When programming in a开发者_开发知识库 C-like language should one's "default" integer type be int or uint/unsigned int? By default, I mean when you don't need negative numbers but either one should be easily big enough for the data you're holding. I can think of good arguments for both:

signed: Better-behaved mathematically, less possibility of weird behavior if you try to go below zero in some boundary case you didn't think of, generally avoids odd corner cases better.

unsigned: Provides a little extra assurance against overflow, just in case your assumptions about the values are wrong. Serves as documentation that the value represented by the variable should never be negative.

The Google C++ Style Guide has an interesting opinion on unsigned integers:

(quote follows:)

On Unsigned Integers

Some people, including some textbook authors, recommend using unsigned types to represent numbers that are never negative. This is intended as a form of self-documentation. However, in C, the advantages of such documentation are outweighed by the real bugs it can introduce. Consider:

for (unsigned int i = foo.Length()-1; i >= 0; --i) ...

This code will never terminate! Sometimes gcc will notice this bug and warn you, but often it will not. Equally bad bugs can occur when comparing signed and unsigned variables. Basically, C's type-promotion scheme causes unsigned types to behave differently than one might expect.

So, document that a variable is non-negative using assertions. Don't use an unsigned type.

(end quote)

Certainly signed. If overflow worries you, underflow should worry you more, because going "below zero" by accident is easier than over int-max.

"unsigned" should be a conscious choice that makes the developer think about potential risks, used only there where you are absolutely sure that you can never go negative (not even accidentally), and that you need the additional value space.

As a rough rule of thumb, I used unsigned ints for counting things, and signed ints for measuring things.

If you find yourself decrementing or subtracting from an unsigned int, then you should be in a context where you already expect to be taking great care not to underflow (for instance, because you're in some low-level code stepping back from the end of a string, so of course you have first ensured that the string is long enough to support this). If you aren't in a context like that, where it's absolutely critical that you don't go below zero, then you should have used a signed value.

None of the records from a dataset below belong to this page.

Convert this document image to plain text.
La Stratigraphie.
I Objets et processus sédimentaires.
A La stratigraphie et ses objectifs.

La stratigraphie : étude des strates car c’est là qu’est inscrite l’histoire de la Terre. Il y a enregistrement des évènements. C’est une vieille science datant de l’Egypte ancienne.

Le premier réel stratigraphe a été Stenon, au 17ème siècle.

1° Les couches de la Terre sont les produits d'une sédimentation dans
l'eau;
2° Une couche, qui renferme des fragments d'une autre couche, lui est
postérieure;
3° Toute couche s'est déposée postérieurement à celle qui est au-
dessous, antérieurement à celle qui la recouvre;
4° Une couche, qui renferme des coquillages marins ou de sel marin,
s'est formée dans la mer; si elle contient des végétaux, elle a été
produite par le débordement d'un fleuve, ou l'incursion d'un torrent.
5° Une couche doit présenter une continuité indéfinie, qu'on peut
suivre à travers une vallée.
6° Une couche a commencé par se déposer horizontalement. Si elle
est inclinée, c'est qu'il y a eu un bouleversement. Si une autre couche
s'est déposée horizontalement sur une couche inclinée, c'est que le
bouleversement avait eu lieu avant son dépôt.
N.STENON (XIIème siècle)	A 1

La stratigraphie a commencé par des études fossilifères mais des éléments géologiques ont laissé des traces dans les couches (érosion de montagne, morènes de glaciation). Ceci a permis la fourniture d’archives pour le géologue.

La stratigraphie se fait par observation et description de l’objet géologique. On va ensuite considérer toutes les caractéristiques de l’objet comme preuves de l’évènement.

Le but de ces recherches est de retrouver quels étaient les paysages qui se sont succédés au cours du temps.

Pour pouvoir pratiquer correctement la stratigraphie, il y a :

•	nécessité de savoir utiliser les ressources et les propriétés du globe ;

In my usage, unsigned ints are for values which absolutely cannot go negative (or for that one in a million situation where you actually want modulo 2^N arithmetic), not for values which just so happen not to be negative, in the current implementation, probably.

I tend to go with signed, unless I know I need unsigned, as int is typically signed, and it takes more effort to type unsigned int, and uint may cause another programmer a slight pause to think about what the values can be.

So, I don't see any benefit to just defaulting to an unsigned, since the normal int is signed.

You don't get much 'assurance against overflow' with unsigned. You're as likely to get different but stranger behaviour than with signed, but slightly later... Better to get those assumptions right before hand maybe?

Giving a more specific type assignment (like unsigned int) conveys more information about the usage of the variable, and can help the compiler to keep track of any times when you're assigning an "incorrect" value. For instance, if you're using a variable to track the database ID of an object/element, there (likely) should never be a time when the ID is less than zero (or one); in this sort of case, rather than asserting that state, using an unsigned integer value conveys that statement to other developers as well as the compiler.

I doubt there is a really good language-agnostic answer to this. There are enough differences between languages and how they handle mixed types that no one answer is going to make sense for all (or even most).

In the languages I use most often, I use signed unless I have a specific reason to do otherwise. That's mostly C and C++ though. In another language, I might well give a different answer.